The above dictionary has the information of your input image, such as its detected text region, position information, height, width, confidence score, etc. Now, draw the bounding box on your original image using the above dictionary to find out how accurately Tesseract works as a text scanner to detect the text region. Follow the code given below:

18| total_boxes = len(details['text'])

19| for sequence_number in range(total_boxes):

20| 	if int(details['conf'][sequence_number]) >30:

21| 		(x, y, w, h) = (details['left'][sequence_number], details['top'][sequence_number], details['width'][sequence_number],  details['height'][sequence_number])

22| 		threshold_img = cv2.rectangle(threshold_img, (x, y), (x + w, y + h), (0, 255, 0), 2)

23| # display image

24| cv2.imshow(‘captured text’, threshold_img)

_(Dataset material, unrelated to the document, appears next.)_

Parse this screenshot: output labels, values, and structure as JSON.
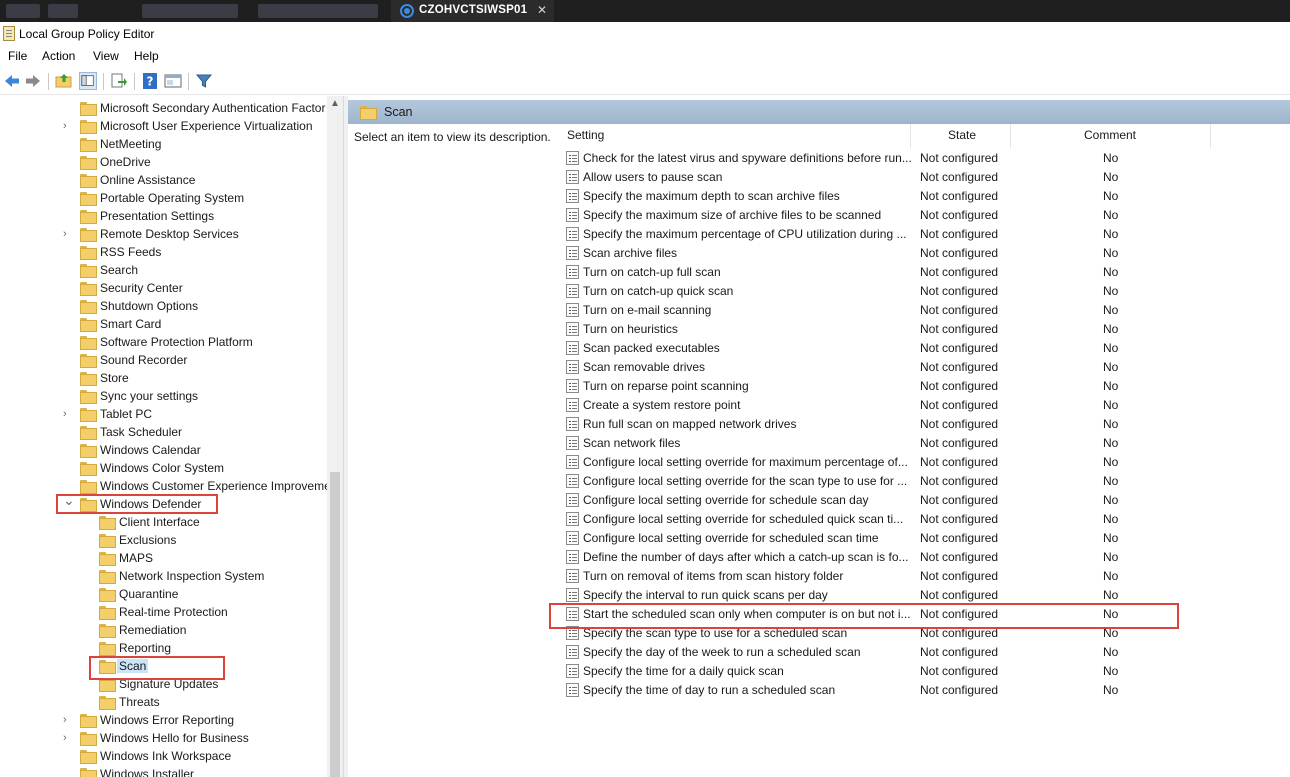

25| # Maintain output window until user presses a key

26| cv2.waitKey(0)

27| # Destroying present windows on screen

28| cv2.destroyAllWindows()

Note: In step 20, consider only those images whose confidence score is greater than 30. Get this value by manually looking at the dictionary’s text file details and confidence score. After this, verify that all the text results are correct even if their confidence score is between 30-40. You need to verify this because images have a mixture of digits, other characters, and text. And it is not specified to Tesseract that a field has only text or only digits. Provide the whole document as it is to Tesseract and wait for it to show the results based on the value whether it belongs to text or digits.

Image after drawing bounding box

Now that you have an image with the bounding box, you can move on to the next part which is to arrange the captured text into a file with formatting to easily track the values.

Note: Here, I have written the code based on the current image format and output from Tesseract. If you are using some other image format, then you need to write the code according to that image format.

The code given below is to arrange the resulting text into a format as per the current image:

29| parse_text = []

30| word_list = []

31| last_word = ''

32| for word in details['text']:

33|     if word!='':

34|         word_list.append(word)

35|         last_word = word

36|     if (last_word!='' and word == '') or (word==details['text'][-1]):

37|         parse_text.append(word_list)

38|         word_list = []

The next code will convert the result text into a file:

39| import csv

40| with open(result_text.txt',  'w', newline="") as file:

41|     csv.writer(file, delimiter=" ").writerows(parse_text)

It's time to compare the output text file and the input image.

Input output images after OCR using Tesseract

Now, if you compare both images, it can be inferred that almost all the values are correct. Thus, it can be said that in the given test case, Tesseract produced around 95% accurate results, which is quite impressive.

However, Tesseract has some limitations. Let’s see what those are.

Limitations of Tesseract

The OCR’s accuracy is not as apt as compared to some currently available commercial solutions.
It is not capable of recognizing handwritten text.
If a document contains languages that are not supported by Tesseract, then the results will be poor.
It requires a clear image as input. A poor-quality scan may produce poor results in OCR.
It doesn’t give accurate results of the images affected by artifacts, including partial occlusion, distorted perspective, and complex background.
It is not good at analyzing the normal reading order of documents. For example, you might fail to recognize that a document contains two columns and might try to join the text across those columns.
It does not expose the font family’s text information.

In the end, it can be concluded that Tesseract is perfect for scanning clean documents, and you can easily convert the image’s text from OCR to Word, pdf to Word, or to any other required format. It has pretty high accuracy and font variability. This is very useful in case of institutions where a lot of documentation is involved such as government offices, hospitals, educational institutes, etc. In the current release, 4.0, Tesseract supports OCR-based deep learning that is significantly more accurate. You can access the code file and input image here to create your own OCR task. Try replicating this task and achieve the desirable results. Happy coding!